One of the most accomplished actors of our time, Lawrence Hilton-Jacobs was born in New York City. He is one of nine children born to Hilton and Clothilda Jacobs. "Larry," as his family and friends call him, attended public schools in New York City, so he has first-hand knowledge of what it is like to be a student in a big-city high school like the one pictured on Welcome Back, Kotter. After high school, Larry worked at an odd assortment of jobs before turning to acting. First, he was a delivery boy, then a florist, then a messenger boy, and then a stock boy in a department store. His first "real important job," as he puts it, was as a freelance artist and package designer. This introduction to the world of the arts made up for all of the menial jobs he had performed while waiting to find himself.
While working as an artist, Larry became interested in acting and began studying at Al Fann's Theatrical School and the Negro Ensemble Company. These all-black acting companies produced experimental plays in New York City and trained promising young black actors in the performing arts. With these companies, Larry acted in such plays as Cora's Second Cousin, The Dean, What the Wine Sellers Buy, Mask in Black, and The Exterminator. None of these productions made him famous, but they did bring him to the attention of film casting directors.

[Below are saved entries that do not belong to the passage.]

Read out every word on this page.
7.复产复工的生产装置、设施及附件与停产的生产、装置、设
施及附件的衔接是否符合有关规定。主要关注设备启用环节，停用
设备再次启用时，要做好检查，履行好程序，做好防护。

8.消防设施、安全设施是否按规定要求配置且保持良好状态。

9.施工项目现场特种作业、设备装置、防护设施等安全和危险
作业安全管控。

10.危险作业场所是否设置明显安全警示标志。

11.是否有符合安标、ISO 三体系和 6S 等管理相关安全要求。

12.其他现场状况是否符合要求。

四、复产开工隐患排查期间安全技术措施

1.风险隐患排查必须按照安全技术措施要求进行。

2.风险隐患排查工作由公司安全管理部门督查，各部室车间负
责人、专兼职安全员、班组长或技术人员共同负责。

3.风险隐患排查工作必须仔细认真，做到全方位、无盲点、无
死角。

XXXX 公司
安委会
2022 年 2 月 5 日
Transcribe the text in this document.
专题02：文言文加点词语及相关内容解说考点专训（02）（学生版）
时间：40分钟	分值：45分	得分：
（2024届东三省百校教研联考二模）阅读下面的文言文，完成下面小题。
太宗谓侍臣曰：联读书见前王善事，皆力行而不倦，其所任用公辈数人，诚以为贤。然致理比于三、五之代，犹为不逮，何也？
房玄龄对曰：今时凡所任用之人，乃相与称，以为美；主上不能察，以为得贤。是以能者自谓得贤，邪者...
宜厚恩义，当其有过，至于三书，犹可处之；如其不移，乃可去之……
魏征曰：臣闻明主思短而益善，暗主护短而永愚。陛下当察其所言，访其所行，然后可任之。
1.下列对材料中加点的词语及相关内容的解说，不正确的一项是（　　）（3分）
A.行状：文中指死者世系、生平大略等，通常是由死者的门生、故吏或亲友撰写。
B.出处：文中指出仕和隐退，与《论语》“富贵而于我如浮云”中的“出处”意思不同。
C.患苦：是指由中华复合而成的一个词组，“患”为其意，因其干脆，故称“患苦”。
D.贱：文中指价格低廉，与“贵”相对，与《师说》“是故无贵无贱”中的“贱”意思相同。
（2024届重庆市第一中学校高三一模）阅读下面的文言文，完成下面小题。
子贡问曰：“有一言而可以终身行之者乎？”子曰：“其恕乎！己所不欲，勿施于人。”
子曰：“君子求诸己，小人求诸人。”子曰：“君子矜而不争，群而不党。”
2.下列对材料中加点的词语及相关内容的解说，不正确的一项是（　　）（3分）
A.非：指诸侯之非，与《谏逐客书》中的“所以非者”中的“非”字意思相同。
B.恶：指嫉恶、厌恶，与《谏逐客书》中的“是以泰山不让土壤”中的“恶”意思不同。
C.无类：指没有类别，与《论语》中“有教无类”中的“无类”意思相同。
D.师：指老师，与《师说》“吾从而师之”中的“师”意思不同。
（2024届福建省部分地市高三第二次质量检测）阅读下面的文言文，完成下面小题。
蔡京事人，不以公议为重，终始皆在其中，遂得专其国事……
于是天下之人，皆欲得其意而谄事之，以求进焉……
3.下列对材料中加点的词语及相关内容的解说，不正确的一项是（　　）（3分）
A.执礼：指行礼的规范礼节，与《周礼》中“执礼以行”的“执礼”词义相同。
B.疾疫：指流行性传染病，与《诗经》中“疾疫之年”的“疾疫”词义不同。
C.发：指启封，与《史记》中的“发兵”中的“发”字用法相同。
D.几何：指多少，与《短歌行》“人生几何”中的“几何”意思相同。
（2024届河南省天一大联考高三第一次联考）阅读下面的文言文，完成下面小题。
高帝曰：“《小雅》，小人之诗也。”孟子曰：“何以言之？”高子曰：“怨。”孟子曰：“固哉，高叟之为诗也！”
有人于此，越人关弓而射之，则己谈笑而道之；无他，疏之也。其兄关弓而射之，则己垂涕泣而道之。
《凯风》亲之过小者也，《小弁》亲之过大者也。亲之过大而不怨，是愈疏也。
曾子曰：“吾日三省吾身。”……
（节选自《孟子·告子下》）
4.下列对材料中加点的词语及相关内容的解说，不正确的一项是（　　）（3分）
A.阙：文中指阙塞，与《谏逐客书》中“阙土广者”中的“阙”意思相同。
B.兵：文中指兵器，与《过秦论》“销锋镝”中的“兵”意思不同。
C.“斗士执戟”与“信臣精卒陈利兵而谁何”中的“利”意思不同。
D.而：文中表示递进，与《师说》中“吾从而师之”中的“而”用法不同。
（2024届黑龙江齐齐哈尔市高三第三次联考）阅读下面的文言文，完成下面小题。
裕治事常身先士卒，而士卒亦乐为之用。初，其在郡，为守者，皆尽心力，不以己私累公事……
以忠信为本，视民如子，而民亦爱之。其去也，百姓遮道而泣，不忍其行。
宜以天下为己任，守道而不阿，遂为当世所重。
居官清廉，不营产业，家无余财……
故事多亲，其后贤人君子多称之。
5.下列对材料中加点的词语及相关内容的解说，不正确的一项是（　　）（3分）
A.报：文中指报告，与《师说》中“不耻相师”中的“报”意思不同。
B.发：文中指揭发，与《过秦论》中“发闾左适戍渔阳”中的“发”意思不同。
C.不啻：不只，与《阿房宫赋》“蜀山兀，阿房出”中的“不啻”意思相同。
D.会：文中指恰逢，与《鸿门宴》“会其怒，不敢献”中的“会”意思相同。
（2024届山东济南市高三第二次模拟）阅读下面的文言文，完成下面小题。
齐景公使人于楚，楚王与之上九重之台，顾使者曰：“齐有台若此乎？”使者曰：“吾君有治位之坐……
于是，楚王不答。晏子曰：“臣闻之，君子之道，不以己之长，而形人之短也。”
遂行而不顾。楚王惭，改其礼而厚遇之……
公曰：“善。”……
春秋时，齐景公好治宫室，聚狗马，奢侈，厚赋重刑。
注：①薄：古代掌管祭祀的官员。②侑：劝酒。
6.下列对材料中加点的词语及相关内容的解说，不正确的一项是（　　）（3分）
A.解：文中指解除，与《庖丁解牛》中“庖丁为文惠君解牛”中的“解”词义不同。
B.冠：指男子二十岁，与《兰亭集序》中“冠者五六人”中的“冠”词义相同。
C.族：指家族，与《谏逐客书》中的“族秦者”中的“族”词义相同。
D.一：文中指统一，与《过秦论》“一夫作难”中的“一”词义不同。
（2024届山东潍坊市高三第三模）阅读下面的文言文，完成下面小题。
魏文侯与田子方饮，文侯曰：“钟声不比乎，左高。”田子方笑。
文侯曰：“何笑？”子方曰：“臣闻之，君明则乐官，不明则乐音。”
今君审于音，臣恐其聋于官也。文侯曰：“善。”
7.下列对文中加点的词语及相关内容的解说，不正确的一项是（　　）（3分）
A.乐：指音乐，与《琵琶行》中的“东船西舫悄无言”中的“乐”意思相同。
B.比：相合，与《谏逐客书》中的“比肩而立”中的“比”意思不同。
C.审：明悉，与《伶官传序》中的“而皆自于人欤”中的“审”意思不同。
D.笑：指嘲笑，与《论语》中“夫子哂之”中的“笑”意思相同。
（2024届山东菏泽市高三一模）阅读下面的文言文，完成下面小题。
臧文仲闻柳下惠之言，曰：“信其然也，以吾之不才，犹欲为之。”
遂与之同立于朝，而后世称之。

He was given parts in the movies Claudine and Cooley High. Cooley High was Larry's big breakthrough in show business. It was because of this film that he was given his "Boom Boom" Washington' role on Welcome Back, Kotter. He also had two important roles in major made-for-television features, The Sojourner and the tremendously popular Roots. He has recently appeared in the feature length film A Preacher's Kid and the made-for-television feature The Jacksons: An American Dream.
He continues to work steadily, starring in the new feature length motion picture Nocturnal Agony in the role of "Teddy." Besides acting, Larry also sings, plays the piano and writes music.